Working between London and Corfu, the Greek island where she was born, Agalis Manessi has spent decades refining a deeply personal interpretation of the maiolica tradition — the historic tin-glazed earthenware technique associated with Italian Renaissance ceramics. Combining sculpture and painting with remarkable fluidity, her works feel simultaneously drawn and modelled into existence, each surface animated by gesture, colour and memory. Influenced by Renaissance painters such as Pisanello, Gentile da Fabriano and Lucas Cranach, Manessi draws upon art history not as a source of imitation, but as a living visual language through which to explore her own poetic world.
What makes Manessi’s ceramics so distinctive is their refusal to separate painting from sculpture, decoration from emotion, or historical reference from personal imagination. Through dogs, cats, hares, foxes and contemplative human figures, she transforms clay into something emotionally resonant and quietly magical. Dogs emerge as noble companions shaped through expressive colour; hares and foxes embody movement, instinct and mystery; cats drift between humour and mythology; while her softly modelled figures linger in states of introspective stillness.
Across all of these works runs a common thread: the sense that every surface carries memory.

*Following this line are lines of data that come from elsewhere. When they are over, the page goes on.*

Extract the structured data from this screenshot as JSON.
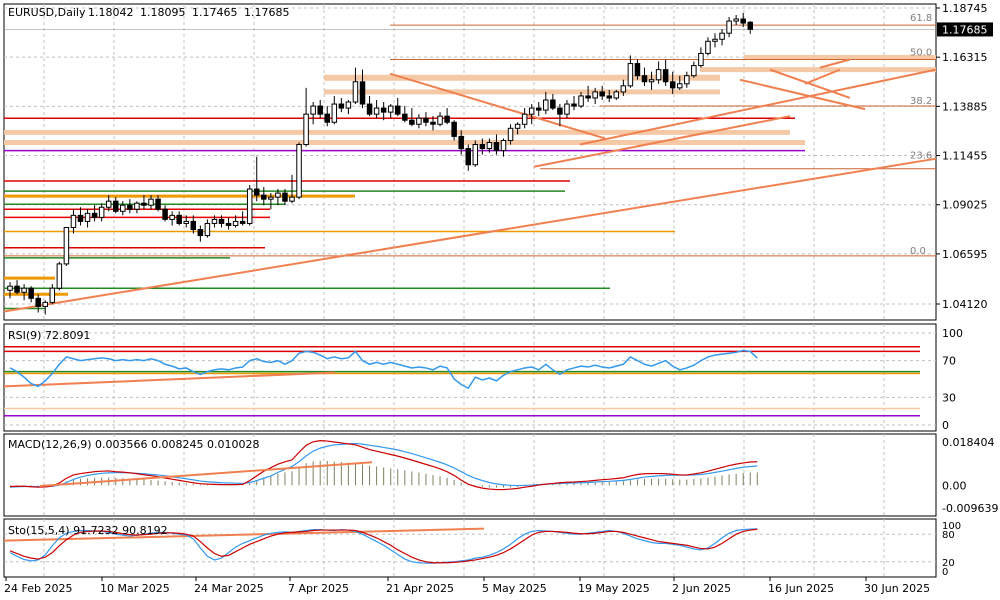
{
  "chart_data": {
    "type": "candlestick",
    "header": {
      "symbol": "EURUSD,Daily",
      "open": "1.18042",
      "high": "1.18095",
      "low": "1.17465",
      "close": "1.17685"
    },
    "current_price": "1.17685",
    "price_ticks": [
      "1.18745",
      "1.16315",
      "1.13885",
      "1.11455",
      "1.09025",
      "1.06595",
      "1.04120"
    ],
    "fib_levels": [
      {
        "label": "61.8",
        "value": 1.18
      },
      {
        "label": "50.0",
        "value": 1.163
      },
      {
        "label": "38.2",
        "value": 1.139
      },
      {
        "label": "23.6",
        "value": 1.112
      },
      {
        "label": "0.0",
        "value": 1.065
      }
    ],
    "date_ticks": [
      "24 Feb 2025",
      "10 Mar 2025",
      "24 Mar 2025",
      "7 Apr 2025",
      "21 Apr 2025",
      "5 May 2025",
      "19 May 2025",
      "2 Jun 2025",
      "16 Jun 2025",
      "30 Jun 2025"
    ],
    "candles": [
      [
        1.048,
        1.052,
        1.044,
        1.05
      ],
      [
        1.05,
        1.053,
        1.046,
        1.047
      ],
      [
        1.047,
        1.051,
        1.043,
        1.049
      ],
      [
        1.049,
        1.05,
        1.042,
        1.044
      ],
      [
        1.044,
        1.046,
        1.037,
        1.04
      ],
      [
        1.04,
        1.043,
        1.036,
        1.042
      ],
      [
        1.042,
        1.051,
        1.041,
        1.049
      ],
      [
        1.049,
        1.062,
        1.048,
        1.061
      ],
      [
        1.061,
        1.079,
        1.06,
        1.079
      ],
      [
        1.079,
        1.088,
        1.076,
        1.085
      ],
      [
        1.085,
        1.089,
        1.08,
        1.082
      ],
      [
        1.082,
        1.088,
        1.079,
        1.086
      ],
      [
        1.086,
        1.09,
        1.082,
        1.084
      ],
      [
        1.084,
        1.091,
        1.082,
        1.089
      ],
      [
        1.089,
        1.095,
        1.087,
        1.092
      ],
      [
        1.092,
        1.094,
        1.086,
        1.087
      ],
      [
        1.087,
        1.092,
        1.085,
        1.09
      ],
      [
        1.09,
        1.093,
        1.086,
        1.088
      ],
      [
        1.088,
        1.092,
        1.086,
        1.091
      ],
      [
        1.091,
        1.095,
        1.088,
        1.09
      ],
      [
        1.09,
        1.095,
        1.088,
        1.093
      ],
      [
        1.093,
        1.095,
        1.087,
        1.088
      ],
      [
        1.088,
        1.09,
        1.082,
        1.083
      ],
      [
        1.083,
        1.087,
        1.08,
        1.085
      ],
      [
        1.085,
        1.087,
        1.08,
        1.081
      ],
      [
        1.081,
        1.085,
        1.079,
        1.082
      ],
      [
        1.082,
        1.085,
        1.076,
        1.078
      ],
      [
        1.078,
        1.08,
        1.072,
        1.075
      ],
      [
        1.075,
        1.083,
        1.074,
        1.081
      ],
      [
        1.081,
        1.085,
        1.079,
        1.083
      ],
      [
        1.083,
        1.085,
        1.079,
        1.081
      ],
      [
        1.081,
        1.084,
        1.078,
        1.08
      ],
      [
        1.08,
        1.085,
        1.079,
        1.082
      ],
      [
        1.082,
        1.087,
        1.08,
        1.081
      ],
      [
        1.081,
        1.1,
        1.08,
        1.098
      ],
      [
        1.098,
        1.114,
        1.092,
        1.095
      ],
      [
        1.095,
        1.099,
        1.09,
        1.093
      ],
      [
        1.093,
        1.096,
        1.088,
        1.094
      ],
      [
        1.094,
        1.098,
        1.09,
        1.096
      ],
      [
        1.096,
        1.098,
        1.09,
        1.092
      ],
      [
        1.092,
        1.105,
        1.091,
        1.094
      ],
      [
        1.094,
        1.121,
        1.093,
        1.12
      ],
      [
        1.12,
        1.148,
        1.119,
        1.135
      ],
      [
        1.135,
        1.141,
        1.13,
        1.139
      ],
      [
        1.139,
        1.142,
        1.133,
        1.135
      ],
      [
        1.135,
        1.139,
        1.129,
        1.131
      ],
      [
        1.131,
        1.144,
        1.13,
        1.14
      ],
      [
        1.14,
        1.143,
        1.136,
        1.138
      ],
      [
        1.138,
        1.142,
        1.135,
        1.141
      ],
      [
        1.141,
        1.158,
        1.14,
        1.151
      ],
      [
        1.151,
        1.157,
        1.138,
        1.14
      ],
      [
        1.14,
        1.144,
        1.134,
        1.135
      ],
      [
        1.135,
        1.142,
        1.133,
        1.138
      ],
      [
        1.138,
        1.141,
        1.132,
        1.136
      ],
      [
        1.136,
        1.14,
        1.133,
        1.139
      ],
      [
        1.139,
        1.143,
        1.134,
        1.135
      ],
      [
        1.135,
        1.139,
        1.131,
        1.132
      ],
      [
        1.132,
        1.138,
        1.129,
        1.13
      ],
      [
        1.13,
        1.135,
        1.128,
        1.133
      ],
      [
        1.133,
        1.136,
        1.129,
        1.131
      ],
      [
        1.131,
        1.134,
        1.127,
        1.13
      ],
      [
        1.13,
        1.136,
        1.129,
        1.134
      ],
      [
        1.134,
        1.138,
        1.13,
        1.131
      ],
      [
        1.131,
        1.132,
        1.122,
        1.124
      ],
      [
        1.124,
        1.127,
        1.115,
        1.118
      ],
      [
        1.118,
        1.12,
        1.107,
        1.11
      ],
      [
        1.11,
        1.122,
        1.109,
        1.12
      ],
      [
        1.12,
        1.123,
        1.115,
        1.118
      ],
      [
        1.118,
        1.123,
        1.116,
        1.121
      ],
      [
        1.121,
        1.125,
        1.115,
        1.117
      ],
      [
        1.117,
        1.123,
        1.114,
        1.122
      ],
      [
        1.122,
        1.13,
        1.12,
        1.128
      ],
      [
        1.128,
        1.131,
        1.125,
        1.13
      ],
      [
        1.13,
        1.138,
        1.128,
        1.135
      ],
      [
        1.135,
        1.14,
        1.13,
        1.138
      ],
      [
        1.138,
        1.141,
        1.134,
        1.137
      ],
      [
        1.137,
        1.146,
        1.135,
        1.142
      ],
      [
        1.142,
        1.145,
        1.137,
        1.138
      ],
      [
        1.138,
        1.14,
        1.129,
        1.135
      ],
      [
        1.135,
        1.142,
        1.133,
        1.14
      ],
      [
        1.14,
        1.144,
        1.137,
        1.139
      ],
      [
        1.139,
        1.146,
        1.138,
        1.144
      ],
      [
        1.144,
        1.149,
        1.141,
        1.143
      ],
      [
        1.143,
        1.148,
        1.14,
        1.146
      ],
      [
        1.146,
        1.149,
        1.142,
        1.144
      ],
      [
        1.144,
        1.147,
        1.141,
        1.143
      ],
      [
        1.143,
        1.147,
        1.142,
        1.146
      ],
      [
        1.146,
        1.152,
        1.144,
        1.149
      ],
      [
        1.149,
        1.164,
        1.148,
        1.16
      ],
      [
        1.16,
        1.162,
        1.152,
        1.154
      ],
      [
        1.154,
        1.158,
        1.149,
        1.151
      ],
      [
        1.151,
        1.156,
        1.147,
        1.152
      ],
      [
        1.152,
        1.161,
        1.15,
        1.157
      ],
      [
        1.157,
        1.162,
        1.149,
        1.151
      ],
      [
        1.151,
        1.156,
        1.145,
        1.148
      ],
      [
        1.148,
        1.154,
        1.147,
        1.15
      ],
      [
        1.15,
        1.156,
        1.148,
        1.154
      ],
      [
        1.154,
        1.161,
        1.153,
        1.159
      ],
      [
        1.159,
        1.168,
        1.158,
        1.165
      ],
      [
        1.165,
        1.173,
        1.164,
        1.171
      ],
      [
        1.171,
        1.175,
        1.168,
        1.172
      ],
      [
        1.172,
        1.177,
        1.169,
        1.175
      ],
      [
        1.175,
        1.183,
        1.173,
        1.181
      ],
      [
        1.181,
        1.184,
        1.179,
        1.182
      ],
      [
        1.182,
        1.185,
        1.178,
        1.18
      ],
      [
        1.1804,
        1.181,
        1.1747,
        1.1769
      ]
    ],
    "rsi": {
      "label": "RSI(9) 72.8091",
      "levels": [
        "100",
        "70",
        "30",
        "0"
      ],
      "values": [
        62,
        58,
        52,
        45,
        42,
        48,
        56,
        66,
        74,
        72,
        70,
        71,
        72,
        73,
        72,
        70,
        71,
        70,
        71,
        70,
        72,
        70,
        66,
        64,
        61,
        62,
        58,
        55,
        58,
        60,
        61,
        60,
        62,
        63,
        70,
        72,
        69,
        68,
        70,
        66,
        70,
        78,
        80,
        79,
        76,
        72,
        74,
        72,
        73,
        80,
        70,
        66,
        68,
        66,
        68,
        66,
        64,
        62,
        63,
        62,
        60,
        64,
        62,
        50,
        44,
        40,
        52,
        49,
        51,
        48,
        54,
        58,
        60,
        62,
        63,
        60,
        66,
        60,
        55,
        60,
        62,
        64,
        63,
        65,
        63,
        62,
        64,
        66,
        74,
        70,
        66,
        64,
        67,
        70,
        64,
        60,
        62,
        65,
        70,
        74,
        76,
        77,
        78,
        79,
        81,
        80,
        72.8
      ]
    },
    "macd": {
      "label": "MACD(12,26,9) 0.003566 0.008245 0.010028",
      "levels": [
        "0.018404",
        "0.00",
        "-0.009639"
      ],
      "signal": [
        -0.0008,
        -0.0006,
        -0.0005,
        -0.0005,
        -0.0006,
        -0.0006,
        -0.0004,
        0.0001,
        0.0012,
        0.0025,
        0.0035,
        0.0042,
        0.0047,
        0.0051,
        0.0053,
        0.0054,
        0.0054,
        0.0053,
        0.0051,
        0.0049,
        0.0046,
        0.0044,
        0.004,
        0.0036,
        0.0032,
        0.0028,
        0.0023,
        0.0018,
        0.0015,
        0.0013,
        0.0011,
        0.001,
        0.0009,
        0.0008,
        0.0012,
        0.002,
        0.003,
        0.004,
        0.0055,
        0.0068,
        0.008,
        0.01,
        0.0125,
        0.0145,
        0.0158,
        0.0166,
        0.0172,
        0.0174,
        0.0176,
        0.0178,
        0.0175,
        0.017,
        0.0166,
        0.0161,
        0.0156,
        0.015,
        0.0143,
        0.0135,
        0.0126,
        0.0117,
        0.0108,
        0.0098,
        0.0087,
        0.0074,
        0.0058,
        0.0042,
        0.003,
        0.002,
        0.0012,
        0.0006,
        0.0002,
        0.0,
        -0.0001,
        0.0,
        0.0001,
        0.0003,
        0.0005,
        0.0006,
        0.0008,
        0.0009,
        0.001,
        0.0011,
        0.0012,
        0.0014,
        0.0016,
        0.0017,
        0.0019,
        0.0021,
        0.0025,
        0.003,
        0.0035,
        0.0038,
        0.004,
        0.0042,
        0.0043,
        0.0043,
        0.0043,
        0.0044,
        0.0046,
        0.005,
        0.0055,
        0.006,
        0.0066,
        0.0072,
        0.0077,
        0.008,
        0.0082
      ],
      "macd": [
        -0.0005,
        -0.0004,
        -0.0004,
        -0.0006,
        -0.0008,
        -0.0007,
        -0.0003,
        0.001,
        0.003,
        0.0044,
        0.005,
        0.0054,
        0.0058,
        0.006,
        0.0061,
        0.0058,
        0.0056,
        0.0053,
        0.0049,
        0.0045,
        0.0041,
        0.0037,
        0.0031,
        0.0026,
        0.0021,
        0.0016,
        0.0011,
        0.0007,
        0.0005,
        0.0004,
        0.0003,
        0.0003,
        0.0003,
        0.0004,
        0.002,
        0.004,
        0.006,
        0.0075,
        0.009,
        0.01,
        0.0108,
        0.014,
        0.017,
        0.0185,
        0.019,
        0.0188,
        0.0184,
        0.018,
        0.0176,
        0.0172,
        0.0162,
        0.0152,
        0.0145,
        0.0138,
        0.0131,
        0.0124,
        0.0116,
        0.0107,
        0.0098,
        0.0089,
        0.008,
        0.007,
        0.0058,
        0.0042,
        0.0022,
        0.0005,
        -0.0005,
        -0.0012,
        -0.0016,
        -0.0018,
        -0.0018,
        -0.0016,
        -0.0013,
        -0.0008,
        -0.0004,
        0.0001,
        0.0005,
        0.0008,
        0.0011,
        0.0013,
        0.0014,
        0.0016,
        0.0018,
        0.0021,
        0.0024,
        0.0026,
        0.0029,
        0.0032,
        0.004,
        0.0046,
        0.0049,
        0.005,
        0.005,
        0.0049,
        0.0047,
        0.0044,
        0.0044,
        0.0048,
        0.0053,
        0.006,
        0.0068,
        0.0076,
        0.0084,
        0.009,
        0.0095,
        0.0099,
        0.01
      ]
    },
    "stochastic": {
      "label": "Sto(15,5,4) 91.7232 90.8192",
      "levels": [
        "100",
        "80",
        "20",
        "0"
      ],
      "main": [
        40,
        32,
        25,
        22,
        24,
        35,
        55,
        72,
        82,
        86,
        88,
        88,
        87,
        86,
        84,
        80,
        78,
        76,
        78,
        80,
        82,
        84,
        84,
        82,
        80,
        78,
        70,
        50,
        32,
        24,
        28,
        40,
        52,
        60,
        66,
        72,
        78,
        82,
        84,
        85,
        84,
        86,
        88,
        90,
        90,
        89,
        88,
        90,
        89,
        86,
        80,
        72,
        64,
        56,
        46,
        36,
        26,
        20,
        18,
        17,
        17,
        18,
        19,
        20,
        22,
        24,
        28,
        30,
        34,
        40,
        48,
        58,
        70,
        80,
        86,
        88,
        87,
        86,
        84,
        82,
        80,
        80,
        82,
        84,
        86,
        88,
        86,
        82,
        76,
        70,
        66,
        62,
        60,
        60,
        58,
        56,
        52,
        48,
        46,
        50,
        60,
        72,
        82,
        88,
        90,
        91,
        91.7
      ],
      "signal": [
        44,
        38,
        32,
        28,
        26,
        30,
        40,
        55,
        68,
        78,
        84,
        86,
        87,
        87,
        86,
        84,
        81,
        79,
        78,
        79,
        80,
        82,
        83,
        83,
        82,
        80,
        76,
        64,
        50,
        38,
        32,
        34,
        42,
        50,
        58,
        64,
        70,
        76,
        80,
        83,
        84,
        85,
        86,
        88,
        89,
        89,
        89,
        89,
        89,
        88,
        84,
        78,
        72,
        64,
        56,
        46,
        38,
        30,
        24,
        20,
        18,
        18,
        18,
        19,
        20,
        22,
        24,
        27,
        30,
        34,
        40,
        48,
        58,
        68,
        78,
        84,
        86,
        86,
        85,
        84,
        82,
        81,
        81,
        82,
        84,
        86,
        86,
        84,
        80,
        76,
        72,
        68,
        64,
        62,
        60,
        58,
        56,
        52,
        49,
        48,
        52,
        60,
        70,
        80,
        86,
        89,
        90.8
      ]
    }
  }
}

Clay retains the pressure of the hand, glaze preserves the spontaneity of the brushstroke, and animals and figures alike appear as characters inhabiting an intimate, painterly universe. In Manessi’s hands, maiolica — so often associated with historical decoration — becomes experimental, lyrical and vividly alive. Her ceramics remind us that objects can still possess enchantment: that a plate, vessel or sculptural animal can become not merely an object of use, but a painted story held in the hand.
Dogs: Loyal Companions and Mythic Creatures.
Dogs occupy a special place in the history of painting: man’s best friend, hunter, noble companion, and attentive protector. Their graceful lines have always offered artists a compositional gift — refined profiles, arched backs, and an innate sense of poise.
For Manessi, dogs are recurring emotional presences. Reclining hounds, stretching dogs, and alert companions appear throughout her ceramics.
In Manessi’s work, canine forms are often simplified into elegant silhouettes while the painted glaze animates the surface with movement and feeling. A cobalt sweep across the spine or a sharply painted collar becomes enough to suggest personality and inner life. Her dogs seem contemplative rather than decorative — guardians, dreamers, and silent witnesses.
Hares and Foxes: Creatures of Myth and Motion
Hares have fascinated artists and storytellers since antiquity. Elusive and fleeting, their sudden appearance often feels like a prelude to something magical. For Manessi, the hare embodies precisely this sense of mystery and anticipation.
Foxes, too, recur within her visual language. Like the animals of Franz Marc, Manessi’s foxes are less zoological studies than emotional archetypes. Their elongated bodies and vivid surfaces evoke intelligence, instinct and wildness. Through colour and gesture, she transforms familiar animals into mythic presences.
Cats: Obsession and Transformation
Manessi openly embraces her fascination with cats. Throughout art history, cats have occupied contradictory roles — domestic companions, symbols of independence, creatures associated with mystery and transformation. In her ceramics, they become all of these things simultaneously.
Her cats appear as sculptural vessels, painted plaques, and hybrid decorative forms. Some stare directly at the viewer with unsettling calm; others dissolve into floral ornament or patterned glaze. There is humour in these works, but also tenderness. The cats are never caricatures. Instead, they feel psychologically present — watchful, sly, and self-possessed. Their curved bodies lend themselves naturally to the rounded contours of ceramic vessels, allowing painting and form to merge seamlessly.
Figures in Waiting
Alongside animals, Manessi creates figures that possess the same introspective stillness. There is a long tradition of representing the human form in ceramics — from the elegant simplicity of Cycladic figures that later inspired Pablo Picasso to the theatrical extravagance of Meissen porcelain parodied by Barnaby Barford.
Manessi’s figures belong to this lineage while remaining deeply contemporary. Drawn from frescoes, paintings, novels and remembered faces, they are softly modelled and gently painted, their surfaces animated through washes of oxide colour and delicate brushwork. These figures feel suspended in time — characters waiting for a narrative to unfold. Their expressions are often ambiguous, contemplative and inward-looking. Rather than striving for realism, Manessi creates emotional portraits shaped as much by memory and atmosphere as by observation.